Guralp Systems Limited
MAN-D16-0001

Chapter 3. Digitizer status information

The digitizer outputs various status information to report the system operation such as GPS and time synchronisation status. This status information is in plain ASCII text packaged in the same block structure as the channel data. There are usually 12 lines of information in a block.

To access a Status window right click on the Stream ID ‘****00’, (where **** is the digitizer). In the example below this is 102600

Notice this is the only stream with ‘0’samples per second

During boot-up the units report their module type, firmware revision number, the system-id and serial number. This information is followed by the count of resets that have occurred and the time of this re-boot from the internal back-up clock. The following lines report the configuration of the unit sample rates, output taps selected, and the baud-rates of the serial ports.

Typical digitizer re-boot status message:

System

type

System ID & serial number

Internal clock

Sample rates

DSP filter version

Selected tap, sample

rate and channel

Data port baud rate

GPS port baud rate

The system will produce this status message whenever it is powered up. If this status is reported at other times it indicates that the system has been reset by the built-in ‘watchdog’ monitor, which will occur if the system has suffered a corruption due to external noise or power dips.

If the digitizer does not have a GPS unit connected for time synchronisation no further status reports are produced.

When a GPS unit is fitted its operational status is reported and the behaviour of the time synchronisation software will also be shown.

From a ‘cold’ start GPS will initially report ‘No GPS time’ and its last position from the internally backed up status. All messages from GPS which involve a change of its status are automatically reported, repeated status messages are not shown to avoid unnecessary accumulation of the same information.

Initial GPS status report will be like this :

3-D position requires minimum of 3 SVs (Satellites in View)

4 shown here

Position from GPS

Satellite in View number, elevation, bearing and either obscured or Signal/Noise ratio of signal (30 to 50dB normal)

If GPS is having difficulty in acquiring satellites there can be a delay of several minutes before a new message is displayed, but normally if the system has not been moved from its previous location it should report acquisition of 1 or more satellites and GPS time in a very short time. The report will also show the satellite numbers and their corresponding signal strengths.

The internal time synchronisation and control software will wait for the GPS unit to report a good position fix (requires 3 satellites) before starting operation. The system actually waits 6 consecutive ‘good’ messages, which normally occur every 10 to 20 seconds.

If GPS maintains a good fix from the satellites available, the system will then switch on the control process and set the internal clock as shown by the status messages over the page.

The system jam-sets its internal clock at this point to be synchronised to GPS time and will also re-synchronise the Analog to Digital Converters so that the data is accurately time-stamped to this new reference. The data transmitted upto this point will be stamped with the time from the internal back-up ‘Real-Time Clock’ ; this is also now reset to this accurate time. Re-synchronisation will also result in the received data showing a discontinuity.
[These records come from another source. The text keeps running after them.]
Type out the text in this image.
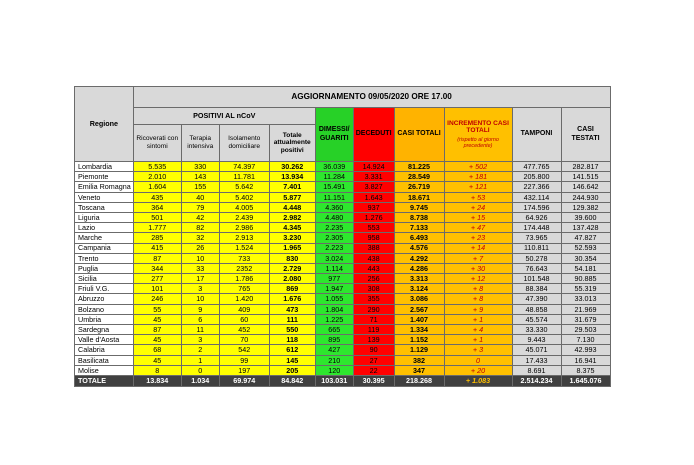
Regione	AGGIORNAMENTO 09/05/2020 ORE 17.00									
	POSITIVI AL nCoV				DIMESSI/ GUARITI	DECEDUTI	CASI TOTALI	INCREMENTO CASI TOTALI
(rispetto al giorno precedente)	TAMPONI	CASI TESTATI
	Ricoverati con sintomi	Terapia intensiva	Isolamento domiciliare	Totale attualmente positivi						
Lombardia	5.535	330	74.397	30.262	36.039	14.924	81.225	+ 502	477.765	282.817
Piemonte	2.010	143	11.781	13.934	11.284	3.331	28.549	+ 181	205.800	141.515
Emilia Romagna	1.604	155	5.642	7.401	15.491	3.827	26.719	+ 121	227.366	146.642
Veneto	435	40	5.402	5.877	11.151	1.643	18.671	+ 53	432.114	244.930
Toscana	364	79	4.005	4.448	4.360	937	9.745	+ 24	174.596	129.382
Liguria	501	42	2.439	2.982	4.480	1.276	8.738	+ 15	64.926	39.600
Lazio	1.777	82	2.986	4.345	2.235	553	7.133	+ 47	174.448	137.428
Marche	285	32	2.913	3.230	2.305	958	6.493	+ 23	73.965	47.827
Campania	415	26	1.524	1.965	2.223	388	4.576	+ 14	110.811	52.593
Trento	87	10	733	830	3.024	438	4.292	+ 7	50.278	30.354
Puglia	344	33	2352	2.729	1.114	443	4.286	+ 30	76.643	54.181
Sicilia	277	17	1.786	2.080	977	256	3.313	+ 12	101.548	90.885
Friuli V.G.	101	3	765	869	1.947	308	3.124	+ 8	88.384	55.319
Abruzzo	246	10	1.420	1.676	1.055	355	3.086	+ 8	47.390	33.013
Bolzano	55	9	409	473	1.804	290	2.567	+ 9	48.858	21.969
Umbria	45	6	60	111	1.225	71	1.407	+ 1	45.574	31.679
Sardegna	87	11	452	550	665	119	1.334	+ 4	33.330	29.503
Valle d'Aosta	45	3	70	118	895	139	1.152	+ 1	9.443	7.130
Calabria	68	2	542	612	427	90	1.129	+ 3	45.071	42.993
Basilicata	45	1	99	145	210	27	382	0	17.433	16.941
Molise	8	0	197	205	120	22	347	+ 20	8.691	8.375
TOTALE	13.834	1.034	69.974	84.842	103.031	30.395	218.268	+ 1.083	2.514.234	1.645.076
The control process will now attempt to keep the internal time-base synchronised to the GPS 1 pulse per second output by adjusting the voltage controlled crystal oscillator. The control algorithm has two stages - initially it compares its internal 1 Hz timebase with the GPS 1pps and adjusts the voltage control to minimise the error. Once this has been achieved it then controls the crystal to minimise both the ‘phase error’ (offset between its internal 1 Hz and GPS) and the drift (frequency error) relative to GPS. During the control process the system reports the measured errors and the control signal applied, as a ‘pwm’ value - Pulse Width Modulation - digital to analog conversion.

Synchronisation process commenced

Internal clock synchronised to GPS

Notice time shift of 2 seconds from

17:10:30 to 17:10:32 in this example

Synchronisation control parameters.(zero drift in the first instance during coarse adjustment. pwm is a saved parameter)

During the initial ‘coarse’ adjustment only the coarse voltage control is used and no ‘drift’ calculation is made. If the system is operating in a similar environment to that when the system was last powered (i.e. same temperature) the saved control parameters will be appropriate and the system should rapidly switch to the ‘fine’ control mode.

The system reports its control status and parameters each minute as shown below:

The offset and drift figures are the total accumulated error measurements during the previous minute in time-base units (nominally 0.5 µsec). To convert the figures to time, divide by 120 (=60 × 2) to give micro-seconds. In a stable temperature environment the system should soon settle down showing an offset error of only a few thousand (average error < 100 µsec) and a drift rate under 100 counts (< 1 in 10 -6).

The screen shot below shows, from the top graph down, the off-set, drift and pwm of a digitizer internal clock tracking and homing-in on a GPS clock pulse over approximately a twelve hour period.

Offset or phase error between digitiser internal 1Hz and GPS 1pps.Closes in to less than 5s

Drift or frequency error between digitiser internal clock and GPS

PWM Pulse Width Modulation control signal applied to a DtoA to control internal clock/GPS error

The above graphical image was printed from a Guralp plot module to demonstrate the effectivenes of digitizer clock sychronisation and subsequently time stamped data.